Published guidance for England gives further details of the Christmas rules:

  • People can continue to meet others who are not in their Christmas bubble, outside their home, according to the rules in the tier where they are staying
  • Children under the age of 18 whose parents do not live together may be part of both parents' Christmas bubbles
  • Existing support bubbles count as one household towards the three household limit
  • People are allowed to form a different Christmas bubble from the people they live with normally - they can choose to stay with different people for this period
  • If a care home resident is able to leave their home, they can form a bubble with one other household - but should not form a three-household bubble. However, visits out of care homes should only be considered for residents of working age because of the risks
  • Students are considered to be part of the household to which they have returned

Areas will find out which tier of England's strengthened three-tier system they are in on Thursday. The decision will be based on a number of factors including case numbers, the reproduction rate - or R number - and pressure on local NHS services.

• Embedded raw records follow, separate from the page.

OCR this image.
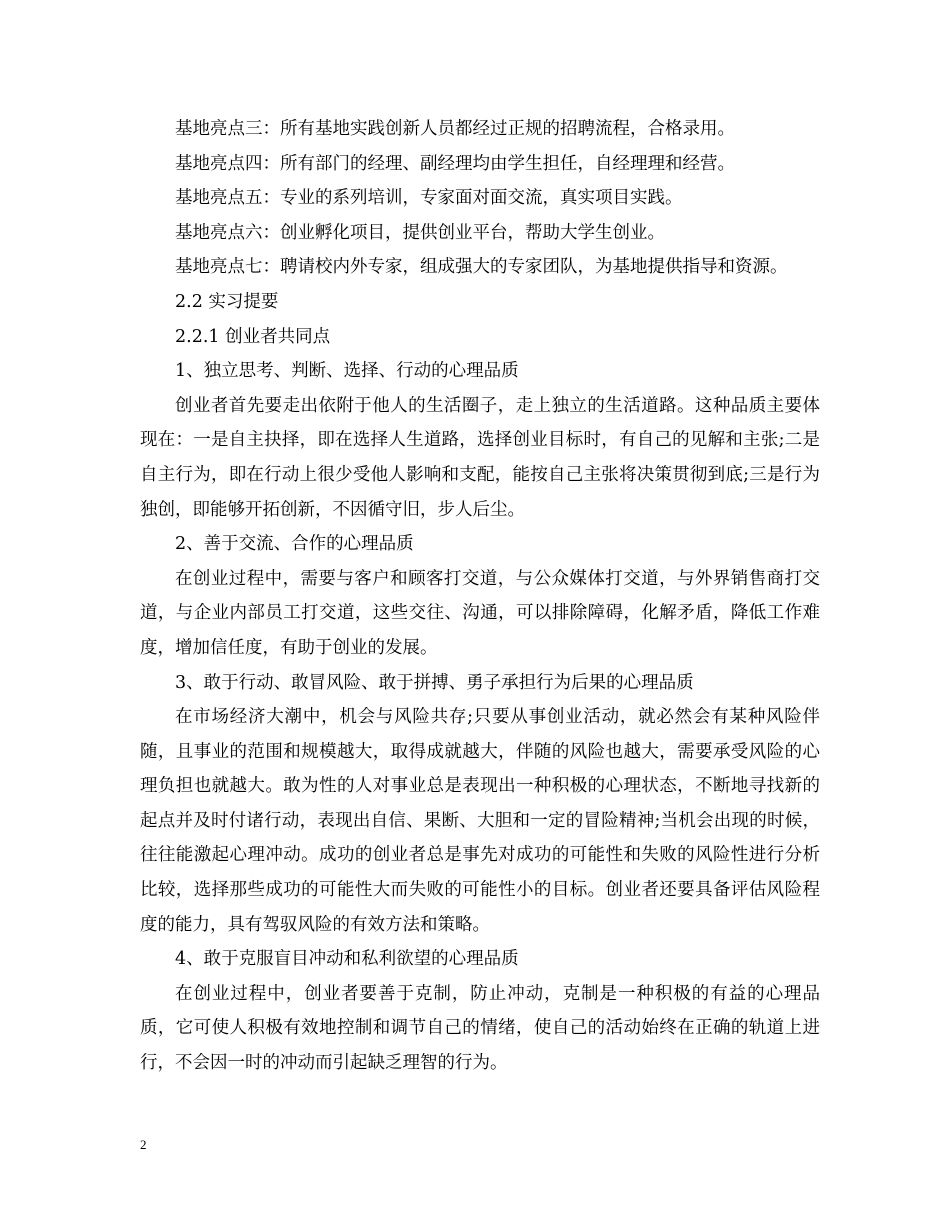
基地亮点三：所有基地实践创新人员都经过正规的招聘流程，合格录用。

基地亮点四：所有部门的经理、副经理均由学生担任，自经理理和经营。

基地亮点五：专业的系列培训，专家面对面交流，真实项目实践。

基地亮点六：创业孵化项目，提供创业平台，帮助大学生创业。

基地亮点七：聘请校内外专家，组成强大的专家团队，为基地提供指导和资源。

2.2 实习提要

2.2.1 创业者共同点

1、独立思考、判断、选择、行动的心理品质

创业者首先要走出依附于他人的生活圈子，走上独立的生活道路。这种品质主要体现在：一是自主抉择，即在选择人生道路，选择创业目标时，有自己的见解和主张;二是自主行为，即在行动上很少受他人影响和支配，能按自己主张将决策贯彻到底;三是行为独创，即能够开拓创新，不因循守旧，步人后尘。

2、善于交流、合作的心理品质

在创业过程中，需要与客户和顾客打交道，与公众媒体打交道，与外界销售商打交道，与企业内部员工打交道，这些交往、沟通，可以排除障碍，化解矛盾，降低工作难度，增加信任度，有助于创业的发展。

3、敢于行动、敢冒风险、敢于拼搏、勇子承担行为后果的心理品质

在市场经济大潮中，机会与风险共存;只要从事创业活动，就必然会有某种风险伴随，且事业的范围和规模越大，取得成就越大，伴随的风险也越大，需要承受风险的心理负担也就越大。敢为性的人对事业总是表现出一种积极的心理状态，不断地寻找新的起点并及时付诸行动，表现出自信、果断、大胆和一定的冒险精神;当机会出现的时候，往往能激起心理冲动。成功的创业者总是事先对成功的可能性和失败的风险性进行分析比较，选择那些成功的可能性大而失败的可能性小的目标。创业者还要具备评估风险程度的能力，具有驾驭风险的有效方法和策略。

4、敢于克服盲目冲动和私利欲望的心理品质

在创业过程中，创业者要善于克制，防止冲动，克制是一种积极的有益的心理品质，它可使人积极有效地控制和调节自己的情绪，使自己的活动始终在正确的轨道上进行，不会因一时的冲动而引起缺乏理智的行为。

2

The guidance also advises people to take precautions when meeting their Christmas bubble such as washing hands frequently and opening windows to clear potential virus particles.

Some scientists have warned that the relaxation of Covid restrictions could spark another wave of infections and further deaths.

Third wave warning

Prof Andrew Hayward, director of the UCL Institute of Epidemiology and Health Care, and a member of the government's Sage committee, told BBC Newsnight that allowing families to meet up over Christmas amounted to "throwing fuel on the Covid fire".

He said it would "definitely lead to increase[d] transmission and likely lead to third wave of infections with hospitals being overrun, and more unnecessary deaths."

Prof Hayward said while you cannot ban Christmas, he called for clearer messaging to families about the "dangers" of socialising and inter-generational mixing.

Paul Hunter, professor of medicine at the University of East Anglia, said the relaxation of restrictions at Christmas will "almost inevitably" lead to an increase in transmission but that the increase could be "relatively short-lived" if England's new tier system is better managed than in October".

Gavin Terry, head of policy at the Alzheimer's Society, said thousands of relatives would be in "complete despair" at government guidance which says only care home residents of working age should be allowed to leave their care homes to visit family, due to the increased risk of exposure to the virus.

"After eight harrowing months filled with devastation and tragic loss of life, the announcement that many care home residents will be facing Christmas alone is just heartbreaking," he said, calling for further testing to allow for more visits to care homes.

Meanwhile, leaders of the hospitality sector said the relaxed rules made a "mockery" of the "economic devastation" pubs and restaurants will face as a result of the ban on Christmas bubbles eating out together.

Emma McClarkin, chief executive of the British Beer and Pub Association, called on ministers to publish evidence for its decision, which would "inflict unnecessary pain and irreversible damage on our sector".

Kate Nicholls, chief executive of the UKHospitality lobby group, said there was "muddled thinking" over the Christmas rules which would cause the sector more economic harm.

"It is also surely better for hotels to be open and providing a place to stay than multiple households being cramped in a single house."